Ma la democrazia elettiva e l’alternanza al governo delle città non rientrano nei principi del pensiero unico dominante. A stracciarsi le vesti ha iniziato l’Associazione italiana biblioteche, che parla di “minacce di censura”; a seguire il presidente dell’Associazione Italiana Editori (Aie), Ricardo Franco Levi, che ha inviato una lettera alla neo presidente dell’Aib, Rosa Maiello, nella quale rileva che “le parole ritiro dei libri dalle biblioteche, dalle scuole e persino dai nidi d’infanzia non sono mai accettabili per nessuna ragione”. Infine è intervenuta anche l’International Publishers Association (Ipa), che per nome del presidente Michiel Kolman ha chiesto a Sboarina, di “riconsiderare gli aspetti censori” annunciati nel suo programma elettorale: “Vorrei farLe presente che, in un Paese democratico come l’Italia, in nessun caso è accettabile censurare pubblicazioni che siano edite nel rispetto della legge”.
Intanto sul fronte politico si è scatenata la sinistra, che agita i soliti spettri del medioevo e dell’inquisizione. Così il parlamentare del Pd Diego Zardini che parla di “oscurantismo medievale del neo eletto sindaco di Verona”; il consigliere comunale di Verona in Comune e Sinistra in Comune Michele Bertucco ammonisce che “coi diritti civili non si scherza”; mentre il collega del Movimento Cinque Stelle Mattia Fantinati annuncia di voler “fare quanto in mia disposizione perché a Roma si faccia luce e chiarezza su una vicenda”.
Sul tema interviene anche Arcigay Verona: “Non siamo lontani dal rogo di libri solo con forme più burocratiche. È sconcertante come il Sig. Sboarina, nel 2017, sia rimasto vittima del grande spauracchio, l’apoteosi paranoica reazionaria del momento: il babau gender nelle scuole, una roba che non esiste ma su cui ci hanno pure costruito un partito che prende qualche voto”.
La nuova giunta veronese non sembra intimidita da questo fuoco di fila. Nessun passo indietro promette il consigliere Alberto Zelger della Lega Nord, il quale, insieme al sindaco Sboarina, è uno dei firmatari del manifesto degli impegni politici presentato a tutti i candidati alle amministrative dal Comitato difendiamo i nostri figli, promotore dei due grandi Family day. Lo stesso Gandolfini e i direttorio del Comitato in questi giorni hanno manifestato pieno sostegno e solidarietà.
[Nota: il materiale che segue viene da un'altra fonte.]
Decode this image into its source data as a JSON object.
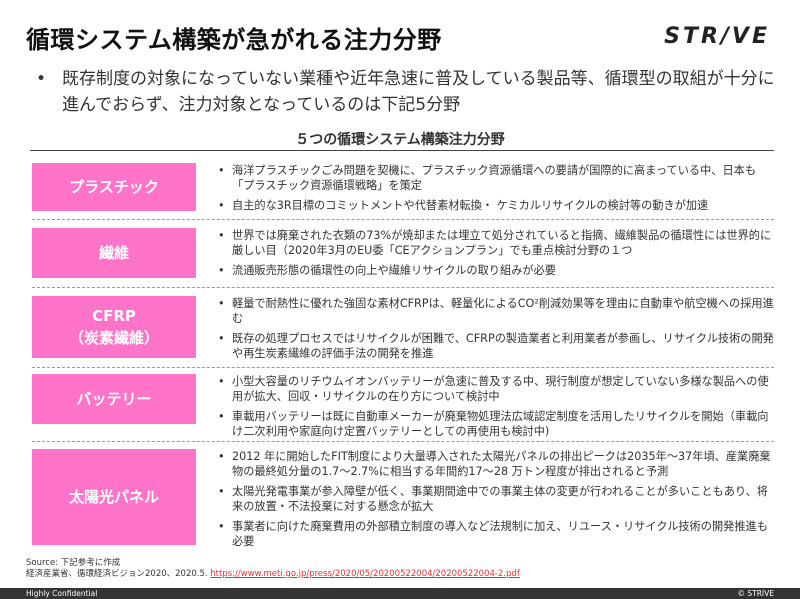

Alla Nuova Bq Zelger spiega che i libri gender non saranno cestinati ma si eviterà di proporli come letture alle scolaresche e di promuoverli nei punti più in vista delle sale lettura. Dunque chi proprio ci tiene a leggerli potrà trovarli in archivio. Si tratta di testi controversi di cui ha parlato anche la nostra testata. Tra questi appare E con Tango siamo in tre, storia di due pinguini maschi che covano un uovo e formano una famiglia con due papà, che, al di là delle implicazioni morali, propone anche modelli antiscientifici che nulla hanno a che vedere con l’etologia e il regno animale.
“La scelta politica è chiara – sottolinea Zelger alla Nuova Bq – ci hanno votato anche per fermare queste derive antropologiche”. Ad ogni modo, dalle bufera che si è scatenata nel capoluogo veneto emerge il fatto che forse in Italia vale ancora la pena di recarsi alle urne. Non meno importante è la lezione per le amministrazioni locali che chiudono gli occhi davanti all’avanzata di programmi ideologici nelle scuole. Non è vero che Comuni e Regioni devono occuparsi solo di inceneritori, buche nelle strade e trasporti, ma hanno il dovere di affrontare anche le sfide della formazione della persona e del sostegno alla famiglia naturale.